Feature Selection (Data Mining)
Updated: March 2, 2016
Applies To: SQL Server 2016
Feature selection is an important part of machine learning. Feature selection refers to the process of reducing the inputs for processing and analysis, or of finding the most meaningful inputs. A related term, feature engineering (or feature extraction), refers to the process of extracting useful information or features from existing data.
Feature selection is critical to building a good model for several reasons. One is that feature selection implies some degree of cardinality reduction, to impose a cutoff on the number of attributes that can be considered when building a model. Data almost always contains more information than is needed to build the model, or the wrong kind of information. For example, you might have a dataset with 500 columns that describe the characteristics of customers; however, if the data in some of the columns is very sparse you would gain very little benefit from adding them to the model, and if some of the columns duplicate each other, using both columns could affect the model.
Not only does feature selection improve the quality of the model, it also makes the process of modeling more efficient. If you use unneeded columns while building a model, more CPU and memory are required during the training process, and more storage space is required for the completed model. Even if resources were not an issue, you would still want to perform feature selection and identify the best columns, because unneeded columns can degrade the quality of the model in several ways:
Noisy or redundant data makes it more difficult to discover meaningful patterns.
If the data set is highdimensional, most data mining algorithms require a much larger training data set.
During the process of feature selection, either the analyst or the modeling tool or algorithm actively selects or discards attributes based on their usefulness for analysis. The analyst might perform feature engineering to add features, and remove or modify existing data, while the machine learning algorithm typically scores columns and validates their usefulness in the model.
In short, feature selection helps solve two problems: having too much data that is of little value, or having too little data that is of high value. Your goal in feature selection should be to identify the minimum number of columns from the data source that are significant in building a model.

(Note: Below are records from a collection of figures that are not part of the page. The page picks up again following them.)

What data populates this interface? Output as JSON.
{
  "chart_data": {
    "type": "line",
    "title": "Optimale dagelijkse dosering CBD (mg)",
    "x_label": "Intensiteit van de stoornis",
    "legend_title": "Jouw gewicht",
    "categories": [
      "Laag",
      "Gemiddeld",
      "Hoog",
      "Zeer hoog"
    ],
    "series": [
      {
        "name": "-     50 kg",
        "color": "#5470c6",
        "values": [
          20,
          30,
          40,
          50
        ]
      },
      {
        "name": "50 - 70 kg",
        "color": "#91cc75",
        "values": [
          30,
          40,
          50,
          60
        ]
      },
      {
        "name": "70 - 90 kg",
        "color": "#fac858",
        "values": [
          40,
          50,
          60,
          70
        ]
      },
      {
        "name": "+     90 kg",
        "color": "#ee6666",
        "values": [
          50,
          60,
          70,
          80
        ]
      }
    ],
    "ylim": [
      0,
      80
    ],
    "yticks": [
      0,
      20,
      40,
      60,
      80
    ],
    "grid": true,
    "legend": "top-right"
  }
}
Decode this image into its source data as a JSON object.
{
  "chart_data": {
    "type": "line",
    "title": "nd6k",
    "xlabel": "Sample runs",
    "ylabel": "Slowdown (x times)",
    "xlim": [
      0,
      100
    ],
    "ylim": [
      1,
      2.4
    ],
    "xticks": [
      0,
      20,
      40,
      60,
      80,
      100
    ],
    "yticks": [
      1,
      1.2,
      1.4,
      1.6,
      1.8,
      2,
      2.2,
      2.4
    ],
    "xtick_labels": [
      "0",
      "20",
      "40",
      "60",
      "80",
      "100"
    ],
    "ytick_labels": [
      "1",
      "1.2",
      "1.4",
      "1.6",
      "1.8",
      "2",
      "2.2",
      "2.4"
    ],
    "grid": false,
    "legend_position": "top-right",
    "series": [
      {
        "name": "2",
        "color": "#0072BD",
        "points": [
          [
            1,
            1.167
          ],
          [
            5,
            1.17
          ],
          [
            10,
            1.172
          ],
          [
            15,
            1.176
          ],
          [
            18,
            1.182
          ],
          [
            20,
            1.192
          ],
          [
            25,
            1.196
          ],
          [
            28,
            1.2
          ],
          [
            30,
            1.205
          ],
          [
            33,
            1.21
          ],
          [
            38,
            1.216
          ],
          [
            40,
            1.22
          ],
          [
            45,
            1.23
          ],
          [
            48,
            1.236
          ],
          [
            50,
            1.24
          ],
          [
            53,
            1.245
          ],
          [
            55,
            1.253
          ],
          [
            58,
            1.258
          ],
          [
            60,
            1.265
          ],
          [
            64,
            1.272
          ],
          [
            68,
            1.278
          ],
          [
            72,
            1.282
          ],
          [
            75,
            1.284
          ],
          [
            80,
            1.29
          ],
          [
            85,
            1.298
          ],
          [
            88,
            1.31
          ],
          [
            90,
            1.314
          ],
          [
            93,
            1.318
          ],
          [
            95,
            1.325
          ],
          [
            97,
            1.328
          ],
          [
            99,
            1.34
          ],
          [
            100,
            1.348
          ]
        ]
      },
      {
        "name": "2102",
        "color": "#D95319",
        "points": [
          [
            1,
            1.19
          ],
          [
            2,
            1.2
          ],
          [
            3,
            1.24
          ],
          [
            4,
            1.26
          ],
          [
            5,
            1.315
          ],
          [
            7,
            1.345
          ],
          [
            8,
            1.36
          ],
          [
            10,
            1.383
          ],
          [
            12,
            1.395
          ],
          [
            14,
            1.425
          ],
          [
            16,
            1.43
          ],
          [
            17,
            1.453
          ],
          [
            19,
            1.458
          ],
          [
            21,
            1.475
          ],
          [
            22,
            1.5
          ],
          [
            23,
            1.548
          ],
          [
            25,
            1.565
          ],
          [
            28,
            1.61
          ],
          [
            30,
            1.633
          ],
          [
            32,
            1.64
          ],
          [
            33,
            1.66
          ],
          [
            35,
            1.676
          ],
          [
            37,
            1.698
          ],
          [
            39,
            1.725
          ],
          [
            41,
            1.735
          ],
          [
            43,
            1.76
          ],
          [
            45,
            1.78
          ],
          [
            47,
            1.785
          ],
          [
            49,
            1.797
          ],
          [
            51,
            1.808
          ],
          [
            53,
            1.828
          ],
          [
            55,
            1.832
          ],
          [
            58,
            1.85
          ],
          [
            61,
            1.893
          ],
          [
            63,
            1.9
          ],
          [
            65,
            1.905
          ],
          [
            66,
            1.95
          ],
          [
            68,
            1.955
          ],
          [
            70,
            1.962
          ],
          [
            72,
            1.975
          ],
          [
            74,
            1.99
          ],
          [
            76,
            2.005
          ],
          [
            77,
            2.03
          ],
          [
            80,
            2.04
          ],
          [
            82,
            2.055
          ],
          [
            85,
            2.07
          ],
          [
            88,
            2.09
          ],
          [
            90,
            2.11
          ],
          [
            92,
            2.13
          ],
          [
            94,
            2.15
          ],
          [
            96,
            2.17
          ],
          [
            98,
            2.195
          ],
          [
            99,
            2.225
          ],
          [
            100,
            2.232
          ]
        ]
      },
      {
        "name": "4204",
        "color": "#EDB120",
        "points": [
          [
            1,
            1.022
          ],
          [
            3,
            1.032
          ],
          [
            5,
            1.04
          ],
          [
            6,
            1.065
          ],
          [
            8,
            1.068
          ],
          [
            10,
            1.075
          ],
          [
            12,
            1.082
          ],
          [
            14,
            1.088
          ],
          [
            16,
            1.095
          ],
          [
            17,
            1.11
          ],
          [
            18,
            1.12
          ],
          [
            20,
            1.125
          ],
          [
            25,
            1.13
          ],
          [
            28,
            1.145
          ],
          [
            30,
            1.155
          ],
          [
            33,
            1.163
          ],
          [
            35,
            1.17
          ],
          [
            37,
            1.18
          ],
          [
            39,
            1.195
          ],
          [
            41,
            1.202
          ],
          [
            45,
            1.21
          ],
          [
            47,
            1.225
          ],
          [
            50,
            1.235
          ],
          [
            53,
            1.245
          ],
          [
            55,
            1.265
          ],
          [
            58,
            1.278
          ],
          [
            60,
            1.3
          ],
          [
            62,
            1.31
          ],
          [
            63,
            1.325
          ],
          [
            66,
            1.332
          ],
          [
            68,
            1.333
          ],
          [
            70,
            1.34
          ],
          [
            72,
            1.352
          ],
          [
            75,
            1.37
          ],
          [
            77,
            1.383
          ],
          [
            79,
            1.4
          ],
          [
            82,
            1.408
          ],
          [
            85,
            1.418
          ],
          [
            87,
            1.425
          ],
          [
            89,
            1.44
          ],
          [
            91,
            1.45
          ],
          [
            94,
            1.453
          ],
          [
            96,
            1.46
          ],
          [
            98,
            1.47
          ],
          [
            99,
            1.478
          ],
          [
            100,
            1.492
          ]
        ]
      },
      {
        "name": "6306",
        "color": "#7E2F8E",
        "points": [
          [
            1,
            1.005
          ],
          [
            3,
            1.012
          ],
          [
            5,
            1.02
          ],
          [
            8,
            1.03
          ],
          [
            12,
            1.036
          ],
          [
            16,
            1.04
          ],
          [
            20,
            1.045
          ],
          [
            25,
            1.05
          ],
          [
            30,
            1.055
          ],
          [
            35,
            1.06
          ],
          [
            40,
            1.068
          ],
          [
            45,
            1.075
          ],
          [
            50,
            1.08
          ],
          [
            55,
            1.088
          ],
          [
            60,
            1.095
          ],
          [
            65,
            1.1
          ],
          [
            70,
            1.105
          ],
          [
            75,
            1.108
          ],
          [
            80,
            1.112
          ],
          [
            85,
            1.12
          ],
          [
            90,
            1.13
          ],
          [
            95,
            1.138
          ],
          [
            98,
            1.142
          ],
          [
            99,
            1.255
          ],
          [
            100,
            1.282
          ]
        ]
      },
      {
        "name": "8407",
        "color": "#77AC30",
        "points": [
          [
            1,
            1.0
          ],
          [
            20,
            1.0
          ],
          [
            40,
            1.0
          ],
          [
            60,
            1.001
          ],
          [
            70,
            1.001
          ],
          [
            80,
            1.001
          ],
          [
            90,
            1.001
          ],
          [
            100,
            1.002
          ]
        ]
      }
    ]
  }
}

Feature selection is always performed before the model is trained. With some algorithms, feature selection techniques are "builtin" so that irrelevant columns are excluded and the best features are automatically discovered. Each algorithm has its own set of default techniques for intelligently applying feature reduction. However, you can also manually set parameters to influence feature selection behavior.
During automatic feature selection, a score is calculated for each attribute, and only the attributes that have the best scores are selected for the model. You can also adjust the threshold for the top scores. SQL Server Data Mining provides multiple methods for calculating these scores, and the exact method that is applied in any model depends on these factors:
The algorithm used in your model
The data type of the attribute
Any parameters that you may have set on your model
Feature selection is applied to inputs, predictable attributes, or to states in a column. When scoring for feature selection is complete, only the attributes and states that the algorithm selects are included in the modelbuilding process and can be used for prediction. If you choose a predictable attribute that does not meet the threshold for feature selection the attribute can still be used for prediction, but the predictions will be based solely on the global statistics that exist in the model.



Feature Selection Scores
SQL Server Data Mining supports these popular and wellestablished methods for scoring attributes. The specific method used in any particular algorithm or data set depends on the data types, and the column usage.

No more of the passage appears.